5. En second lieu, aux termes de l'article R. 123-8 du code de l'urbanisme applicable à la date d'adoption du plan local d'urbanisme de la commune de Saint-Julien-de- Peyrolas : " Les zones naturelles et forestières sont dites "zones N". Peuvent être classés en zone naturelle et forestière les secteurs de la commune, équipés ou non, à protéger en raison soit de la qualité des sites, des milieux naturels, des paysages et de leur intérêt, notamment du point de vue esthétique, historique ou écologique, soit de l'existence d'une exploitation forestière, soit de leur caractère d'espaces naturels. (...) ". Par ailleurs, il appartient aux auteurs d'un plan local d'urbanisme de déterminer les partis d'aménagement à retenir pour le territoire concerné par ce document, en tenant compte de la situation existante et des perspectives d'avenir, et de fixer en conséquence le zonage déterminant la constructibilité des terrains. Aucune disposition législative ne fait obstacle à ce que puisse être légalement décidé le classement en zone naturelle d'un secteur que les auteurs du document d'urbanisme entendent soustraire, pour l'avenir, à l'urbanisation, sous réserve que l'appréciation à laquelle ils se livrent ne repose pas sur des faits matériellement inexacts ou ne soit pas entachée d'une erreur manifeste.
6. D'une part, il ressort des pièces du dossier que les auteurs du plan local d'urbanisme se sont notamment fixés pour objectif de préserver les espaces naturels du territoire communal. D'autre part, si la parcelle des époux Lavieest située en bordure d'une zone résidentielle, composé de petite parcelle bâties et desservies par les réseaux publics, et supporte elle-même une maison d'habitation, elle présente une superficie au moins quatre fois supérieures à ces parcelles, est très densément boisée et se trouve à l'extrémité sud d'un vaste espace naturel et boisé dont elle fait intégralement partie et n'est pas dissociable. Par ailleurs, les circonstances qu'un tènement voisin se trouvant à une altimétrie inférieure à celle du terrain des appelants a été classée en zone AU, que leur terrain n'est pas inondable et ne présente aucun intérêt forestier ou paysager et qu'il est desservi par les réseaux ne font pas obstacle par elles-mêmes à son classement en zone N. Compte tenu de l'ensemble de ces éléments, le classement en zone N de la parcelle des époux Lavien'est entaché d'aucune erreur manifeste d'appréciation.

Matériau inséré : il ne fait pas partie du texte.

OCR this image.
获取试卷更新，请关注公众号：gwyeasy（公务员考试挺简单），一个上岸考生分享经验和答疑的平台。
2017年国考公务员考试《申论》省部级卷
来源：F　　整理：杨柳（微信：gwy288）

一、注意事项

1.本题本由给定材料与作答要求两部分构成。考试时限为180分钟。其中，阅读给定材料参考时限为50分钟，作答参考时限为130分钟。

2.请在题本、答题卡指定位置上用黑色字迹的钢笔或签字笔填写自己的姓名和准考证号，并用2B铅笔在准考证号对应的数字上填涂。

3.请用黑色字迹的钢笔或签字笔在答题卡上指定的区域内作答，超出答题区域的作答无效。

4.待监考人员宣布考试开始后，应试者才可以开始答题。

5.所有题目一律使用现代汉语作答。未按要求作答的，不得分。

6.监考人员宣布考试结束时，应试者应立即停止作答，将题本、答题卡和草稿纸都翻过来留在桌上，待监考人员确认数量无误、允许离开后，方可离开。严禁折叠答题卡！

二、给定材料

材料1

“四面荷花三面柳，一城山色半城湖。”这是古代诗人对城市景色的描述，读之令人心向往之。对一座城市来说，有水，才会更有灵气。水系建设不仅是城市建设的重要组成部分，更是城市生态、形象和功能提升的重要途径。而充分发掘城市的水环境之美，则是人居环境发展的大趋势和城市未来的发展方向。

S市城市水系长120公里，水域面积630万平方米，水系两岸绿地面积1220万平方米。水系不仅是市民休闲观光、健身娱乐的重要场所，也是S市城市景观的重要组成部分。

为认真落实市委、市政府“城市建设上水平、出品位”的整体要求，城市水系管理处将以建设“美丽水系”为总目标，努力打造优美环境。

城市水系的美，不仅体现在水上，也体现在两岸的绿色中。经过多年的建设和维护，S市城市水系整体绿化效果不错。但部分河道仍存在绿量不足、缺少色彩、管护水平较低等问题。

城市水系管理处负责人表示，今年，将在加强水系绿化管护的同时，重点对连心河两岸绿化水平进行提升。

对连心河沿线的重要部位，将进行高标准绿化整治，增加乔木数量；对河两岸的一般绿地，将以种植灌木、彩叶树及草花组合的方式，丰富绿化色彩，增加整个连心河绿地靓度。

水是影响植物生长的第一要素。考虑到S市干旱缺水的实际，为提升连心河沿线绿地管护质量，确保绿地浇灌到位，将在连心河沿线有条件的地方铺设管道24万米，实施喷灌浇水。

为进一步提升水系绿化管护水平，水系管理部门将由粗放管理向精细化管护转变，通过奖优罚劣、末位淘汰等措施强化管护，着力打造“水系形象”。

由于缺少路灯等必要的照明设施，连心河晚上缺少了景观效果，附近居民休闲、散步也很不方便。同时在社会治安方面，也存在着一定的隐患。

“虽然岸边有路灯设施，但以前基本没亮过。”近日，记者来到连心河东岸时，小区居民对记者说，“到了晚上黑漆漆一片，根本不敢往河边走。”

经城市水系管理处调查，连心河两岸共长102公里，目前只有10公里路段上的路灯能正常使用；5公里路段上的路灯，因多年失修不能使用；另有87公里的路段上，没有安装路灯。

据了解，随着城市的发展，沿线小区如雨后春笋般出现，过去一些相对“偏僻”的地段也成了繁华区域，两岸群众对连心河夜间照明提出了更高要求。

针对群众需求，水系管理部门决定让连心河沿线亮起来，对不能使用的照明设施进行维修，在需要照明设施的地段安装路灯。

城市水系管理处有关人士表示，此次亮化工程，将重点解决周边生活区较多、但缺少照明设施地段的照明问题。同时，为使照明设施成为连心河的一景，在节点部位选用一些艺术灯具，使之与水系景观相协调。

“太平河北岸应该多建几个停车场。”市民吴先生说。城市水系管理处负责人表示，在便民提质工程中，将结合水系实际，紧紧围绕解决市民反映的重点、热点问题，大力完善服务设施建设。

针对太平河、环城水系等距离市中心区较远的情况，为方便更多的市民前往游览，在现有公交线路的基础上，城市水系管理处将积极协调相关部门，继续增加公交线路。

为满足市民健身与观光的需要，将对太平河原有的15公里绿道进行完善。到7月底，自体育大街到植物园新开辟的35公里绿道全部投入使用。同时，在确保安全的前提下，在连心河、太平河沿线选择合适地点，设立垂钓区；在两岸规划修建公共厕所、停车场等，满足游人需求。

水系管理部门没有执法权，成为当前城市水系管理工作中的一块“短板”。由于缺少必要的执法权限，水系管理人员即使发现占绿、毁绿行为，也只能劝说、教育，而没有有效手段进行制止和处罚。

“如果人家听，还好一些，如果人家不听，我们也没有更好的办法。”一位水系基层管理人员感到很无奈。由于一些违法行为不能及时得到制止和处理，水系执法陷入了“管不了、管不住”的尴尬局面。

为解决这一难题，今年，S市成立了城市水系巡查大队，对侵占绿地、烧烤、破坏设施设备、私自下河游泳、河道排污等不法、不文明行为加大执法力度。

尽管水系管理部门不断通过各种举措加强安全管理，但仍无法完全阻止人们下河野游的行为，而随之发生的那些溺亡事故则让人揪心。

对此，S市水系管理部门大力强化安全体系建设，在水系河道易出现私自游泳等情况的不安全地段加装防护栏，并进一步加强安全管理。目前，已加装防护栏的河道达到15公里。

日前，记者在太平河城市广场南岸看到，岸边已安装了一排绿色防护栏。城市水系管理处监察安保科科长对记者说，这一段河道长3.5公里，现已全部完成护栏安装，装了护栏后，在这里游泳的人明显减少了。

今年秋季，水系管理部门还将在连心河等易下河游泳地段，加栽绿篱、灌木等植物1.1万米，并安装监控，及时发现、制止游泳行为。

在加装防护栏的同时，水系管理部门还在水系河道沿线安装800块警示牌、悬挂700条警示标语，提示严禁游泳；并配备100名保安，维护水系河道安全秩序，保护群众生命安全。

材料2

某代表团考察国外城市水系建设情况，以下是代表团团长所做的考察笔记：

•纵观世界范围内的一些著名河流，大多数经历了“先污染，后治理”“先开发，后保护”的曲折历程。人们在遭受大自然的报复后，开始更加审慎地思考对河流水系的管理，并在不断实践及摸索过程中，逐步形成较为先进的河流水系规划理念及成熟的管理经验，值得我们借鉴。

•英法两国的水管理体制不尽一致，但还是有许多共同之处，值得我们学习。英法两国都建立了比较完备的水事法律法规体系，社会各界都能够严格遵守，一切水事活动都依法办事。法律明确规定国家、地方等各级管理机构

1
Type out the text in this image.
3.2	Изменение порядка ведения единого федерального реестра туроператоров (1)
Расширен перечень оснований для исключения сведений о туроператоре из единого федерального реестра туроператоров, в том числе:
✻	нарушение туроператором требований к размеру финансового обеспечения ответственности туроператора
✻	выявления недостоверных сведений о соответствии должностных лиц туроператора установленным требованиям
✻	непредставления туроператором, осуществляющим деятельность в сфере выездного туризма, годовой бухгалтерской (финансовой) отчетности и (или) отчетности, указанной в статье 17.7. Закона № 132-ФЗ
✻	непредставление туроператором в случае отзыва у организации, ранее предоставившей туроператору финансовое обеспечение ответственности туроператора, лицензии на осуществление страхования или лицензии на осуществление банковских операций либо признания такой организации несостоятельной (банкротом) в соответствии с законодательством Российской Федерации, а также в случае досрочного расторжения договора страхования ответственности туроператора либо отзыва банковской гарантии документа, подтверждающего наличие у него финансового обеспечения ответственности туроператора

7. Il résulte de tout ce qui précède, et sans qu'il soit besoin de statuer sur la fin de non-recevoir opposée par la commune à la demande de première instance des épouxD..., que ces derniers ne sont pas fondés à se plaindre de ce que, par le jugement attaqué, le tribunal administratif de Montpellier a rejeté leur demande. Doivent être rejetées, par voie de conséquence, leurs conclusions à fin d'injonction.
Sur les frais liés au litige :
8. Les dispositions de l'article L. 761-1 du code de justice administrative font obstacle à ce que la commune de Saint-Julien-de-Peyrolas, qui n'est pas dans la présente instance la partie perdante, verse aux époux Laviela somme qu'ils demandent au titre des frais exposés par eux et non compris dans les dépens. Dans les circonstances de l'espèce, il n'y a pas lieu de mettre à la charge des appelants une quelconque somme en application des dispositions précitées de l'article L. 761-1 du code de justice administrative au titre des frais exposés par la commune de Saint-Julien-de-Peyrolas et non compris dans les dépens.
D É C I D E :
Article 1er : La requête de M. et Mme Lavie est rejetée.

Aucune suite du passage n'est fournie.